Need...to...hit...something.

Apparently, the boondocks camp doctor had looked at my x-rays and seen my old (healed) break. Only being a complete and total fuck-up, he didn’t have the intelligence/training/sobriety to tell the difference between that and a fresh break! So I got to wear a cast for 6 weeks at the summer camp from hell. For no reason! (Wow, I feel all warm and fuzzy just remembering it all.)
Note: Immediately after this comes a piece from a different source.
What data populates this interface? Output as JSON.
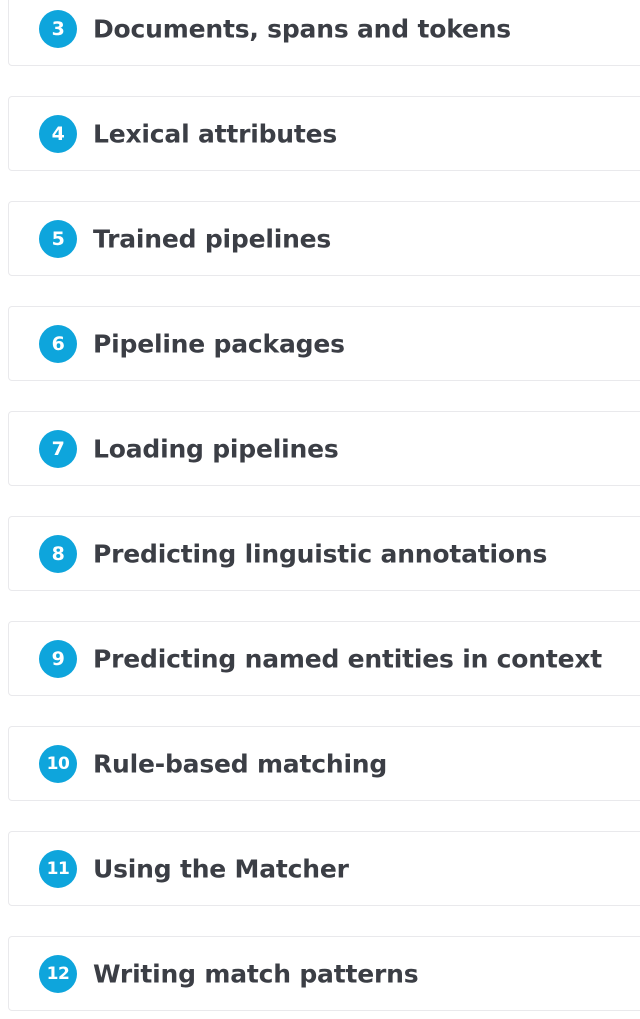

So, the lesson for this Tuesday/Wednesday in May: Life isn’t fair.

Monday, May 21, 2007

The Mock Girlfriend

Even with a (more pronounced than usual) attitude problem, I was awesome on Saturday night. I met NY Guy’s friends, did my thing, and walked out knowing I had gotten the job done. How did I do it? Well, I know how to make a good first impression on a group of guys – it’s not that hard. So as a public service, why don’t I share some of my tricks with any of the women (are there any women?) reading this blog.

Some of this stuff is common sense, but it doesn’t hurt to repeat it. And with that, when meeting your man’s friends for the first time:

-Look great. What can I say, whether we want to admit it or not, how we look reflects on our boyfriends. It’s like this: He’s not just hoping that his friends like you – he wants his friends to think you’re hot. That translates into his being able to land the hot chick, his friends being envious, and him feeling like a stud. So it’s important to put the effort in, even if you don’t feel like it or resent having to do it.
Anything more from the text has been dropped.